Oh, but wait! How could we forget yet another official two-disc best of entitled Showbiz Kids: The Steely Dan Story 1972-1980, not to mention those scores of legit bootleg releases of all your pre-fame workshop days? You guys got so much mileage out of your first seven albums on various compilations that you’re sure to be gagging on all the doubloons and pesos. But we need something else. Something to top all those other compilations. What could it be? Got it! How about a single disc compilation entitled The Definitive Collection that covers ALL your albums from Can’t Buy a Thrill to Everything Must Go, thereby supplanting your own old excellent single disc compilation A Decade of Steely Dan? It’s genius, I tell you!

Like that CD, this will go in chronological order, so we will of course open with “Do It Again” to set the standard for all those new kids who are just getting into you guys and may have only grooved to “Hey Nineteen” or “FM.” Don’t worry, those songs will certainly be on here as well, but for a change of pace, we’ll also throw in “Dirty Work” between “Do It Again” and “Reelin’ in the Years” to throw a curveball to everyone who owns all your other nifty compilations.
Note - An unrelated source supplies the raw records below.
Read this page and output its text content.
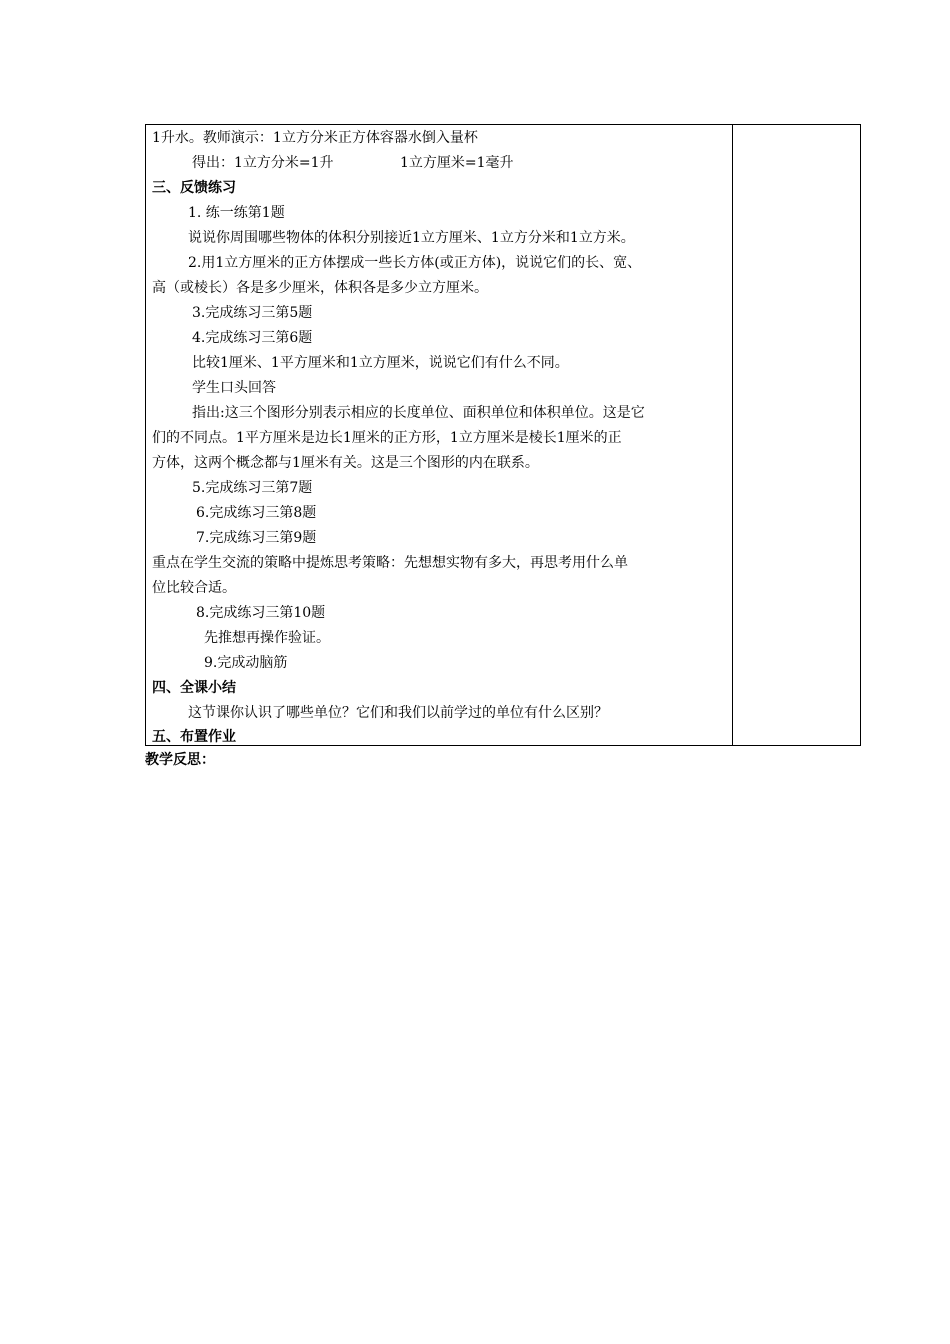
1升水。教师演示：1立方分米正方体容器水倒入量杯
得出：1立方分米=1升	1立方厘米=1毫升
三、反馈练习
1. 练一练第1题
说说你周围哪些物体的体积分别接近1立方厘米、1立方分米和1立方米。
2.用1立方厘米的正方体摆成一些长方体(或正方体)，说说它们的长、宽、
高（或棱长）各是多少厘米，体积各是多少立方厘米。
3.完成练习三第5题
4.完成练习三第6题
比较1厘米、1平方厘米和1立方厘米，说说它们有什么不同。
学生口头回答
指出:这三个图形分别表示相应的长度单位、面积单位和体积单位。这是它
们的不同点。1平方厘米是边长1厘米的正方形，1立方厘米是棱长1厘米的正
方体，这两个概念都与1厘米有关。这是三个图形的内在联系。
5.完成练习三第7题
6.完成练习三第8题
7.完成练习三第9题
重点在学生交流的策略中提炼思考策略：先想想实物有多大，再思考用什么单
位比较合适。
8.完成练习三第10题
先推想再操作验证。
9.完成动脑筋
四、全课小结
这节课你认识了哪些单位？它们和我们以前学过的单位有什么区别？
五、布置作业
教学反思：
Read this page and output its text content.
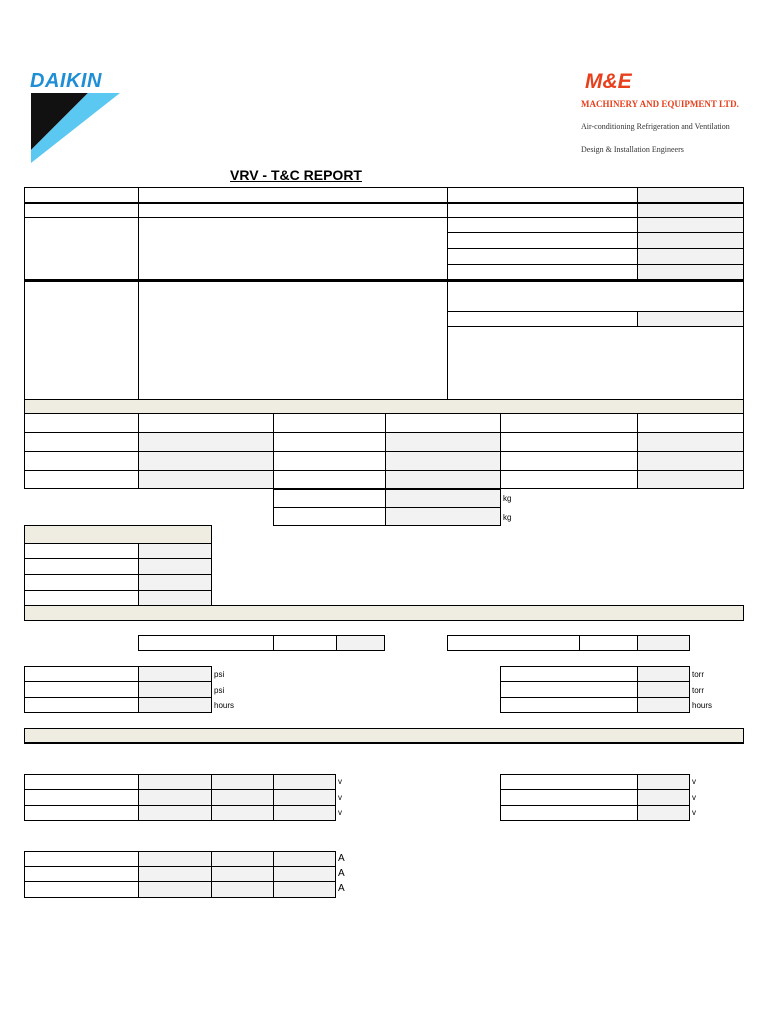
DAIKIN	M&E
MACHINERY AND EQUIPMENT LTD.
Air-conditioning Refrigeration and Ventilation
Design & Installation Engineers
VRV - T&C REPORT
kg
kg
psi
psi
hours
torr
torr
hours
v
v
v
v
v
v
A
A
A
Other than that, it’s business as usual, gents, with the “Bodhisattva” and “My Old School” duo from Countdown to Ecstasy working their magic yet again. We’ll scrap “East St. Louis Toodle-Oo” from Pretzel Logic and let “Rikki Don’t Lose That Number” be the sole representative from that album. Is that okay?

Of course, we’ll give the fans of Katy Lied the usual dollop of “Black Friday” and “Bad Sneakers,” and “Kid Charlemagne” for the one fan of The Royal Scam (just kidding). Toss in the expected “Deacon Blues” and “Peg” from Aja, and now we’re really cooking up some gumbo, guys! Can you smell it yet? Of course there’s “FM” and the usual suspects from Gaucho, “Hey Nineteen” and “Babylon Sisters.” (I refuse to believe anyone truly thinks Gaucho is better than The Royal Scam aside from these two songs. Yes, that includes even you, Walter and Donald.) Whew! Well, that should do all those old fans proud, wouldn’t you say? Now to reel in that new teenage demographic! Let’s throw on “Cousin Dupree” from Two against Nature and “Things I Miss the Most” from Everything Must Go. Had it been me choosing, I would have picked “Blues Beach,” but that’s no matter.
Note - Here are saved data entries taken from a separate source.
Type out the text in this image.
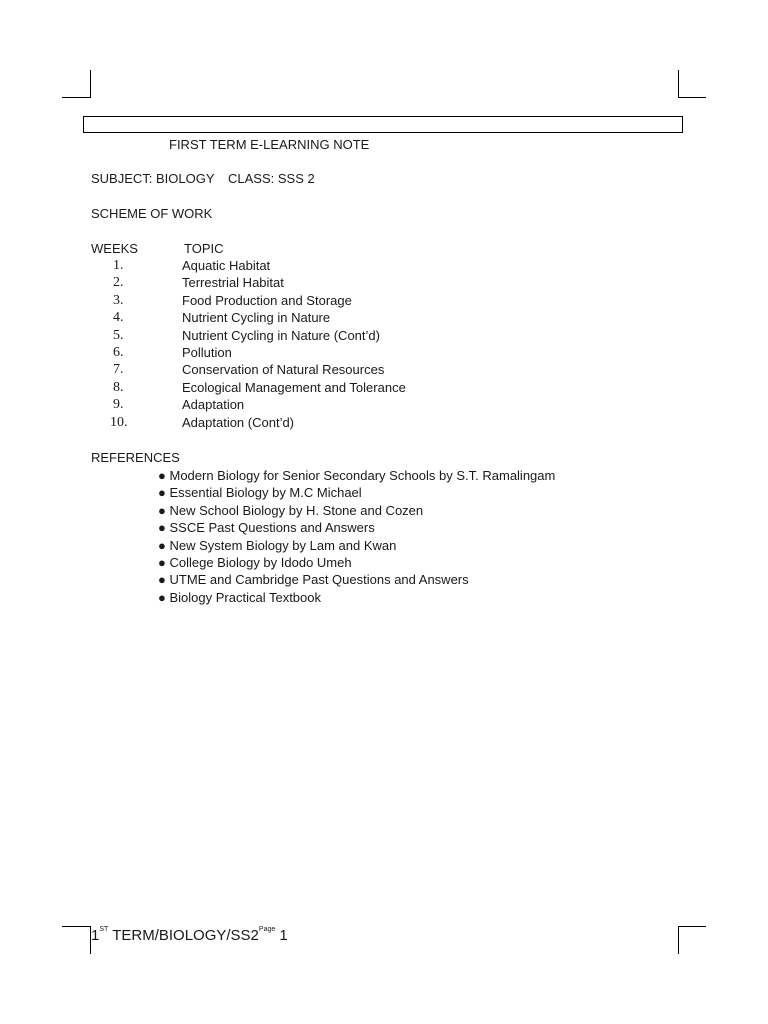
FIRST TERM E-LEARNING NOTE
SUBJECT: BIOLOGY CLASS: SSS 2
SCHEME OF WORK
WEEKS	TOPIC
1.	Aquatic Habitat
2.	Terrestrial Habitat
3.	Food Production and Storage
4.	Nutrient Cycling in Nature
5.	Nutrient Cycling in Nature (Cont’d)
6.	Pollution
7.	Conservation of Natural Resources
8.	Ecological Management and Tolerance
9.	Adaptation
10.	Adaptation (Cont’d)
REFERENCES
● Modern Biology for Senior Secondary Schools by S.T. Ramalingam
● Essential Biology by M.C Michael
● New School Biology by H. Stone and Cozen
● SSCE Past Questions and Answers
● New System Biology by Lam and Kwan
● College Biology by Idodo Umeh
● UTME and Cambridge Past Questions and Answers
● Biology Practical Textbook
1ST TERM/$BIOLOGY/SS2^{Page}$ 1
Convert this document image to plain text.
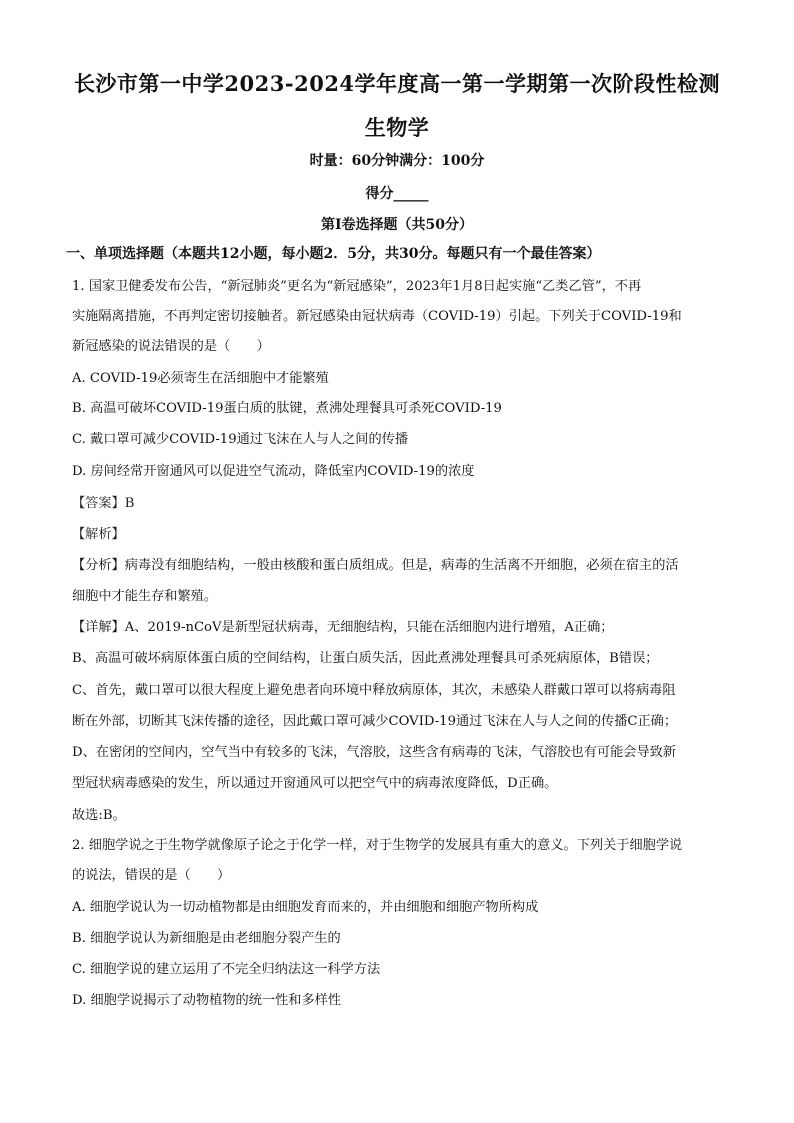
长沙市第一中学2023-2024学年度高一第一学期第一次阶段性检测
生物学
时量：60分钟满分：100分
得分_____
第I卷选择题（共50分）
一、单项选择题（本题共12小题，每小题2．5分，共30分。每题只有一个最佳答案）
1. 国家卫健委发布公告，“新冠肺炎”更名为“新冠感染”，2023年1月8日起实施“乙类乙管”，不再
实施隔离措施，不再判定密切接触者。新冠感染由冠状病毒（COVID-19）引起。下列关于COVID-19和
新冠感染的说法错误的是（　　）
A. COVID-19必须寄生在活细胞中才能繁殖
B. 高温可破坏COVID-19蛋白质的肽键，煮沸处理餐具可杀死COVID-19
C. 戴口罩可减少COVID-19通过飞沫在人与人之间的传播
D. 房间经常开窗通风可以促进空气流动，降低室内COVID-19的浓度
【答案】B
【解析】
【分析】病毒没有细胞结构，一般由核酸和蛋白质组成。但是，病毒的生活离不开细胞，必须在宿主的活
细胞中才能生存和繁殖。
【详解】A、2019-nCoV是新型冠状病毒，无细胞结构，只能在活细胞内进行增殖，A正确；
B、高温可破坏病原体蛋白质的空间结构，让蛋白质失活，因此煮沸处理餐具可杀死病原体，B错误；
C、首先，戴口罩可以很大程度上避免患者向环境中释放病原体，其次，未感染人群戴口罩可以将病毒阻
断在外部，切断其飞沫传播的途径，因此戴口罩可减少COVID-19通过飞沫在人与人之间的传播C正确；
D、在密闭的空间内，空气当中有较多的飞沫，气溶胶，这些含有病毒的飞沫，气溶胶也有可能会导致新
型冠状病毒感染的发生，所以通过开窗通风可以把空气中的病毒浓度降低，D正确。
故选:B。
2. 细胞学说之于生物学就像原子论之于化学一样，对于生物学的发展具有重大的意义。下列关于细胞学说
的说法，错误的是（　　）
A. 细胞学说认为一切动植物都是由细胞发育而来的，并由细胞和细胞产物所构成
B. 细胞学说认为新细胞是由老细胞分裂产生的
C. 细胞学说的建立运用了不完全归纳法这一科学方法
D. 细胞学说揭示了动物植物的统一性和多样性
So what do you think of the new compilation? We’ll throw in some vintage photos for the booklet, along with personnel for each track. No liner notes to get in the way or any of that crap. I tell you guys, if your goddamned music wasn’t still so excellent after all this time, you’d be getting zero stars in this rating for just pushing out the product. But I know you better than that, and that this is clearly the brainchild of the masterminds at Geffen Records. So can we finally let this one be the definitive collection as the title states and just move on until the next album arrives and the lawyers can be contacted once again? And if a new album doesn’t come out, maybe we can just crap out this compilation yet again and tack on some solo cuts from The Nightfly and Eleven Tracks of Whack and call it a day. Whatever the case, the check’s in the mail, boys! See you on the new tour.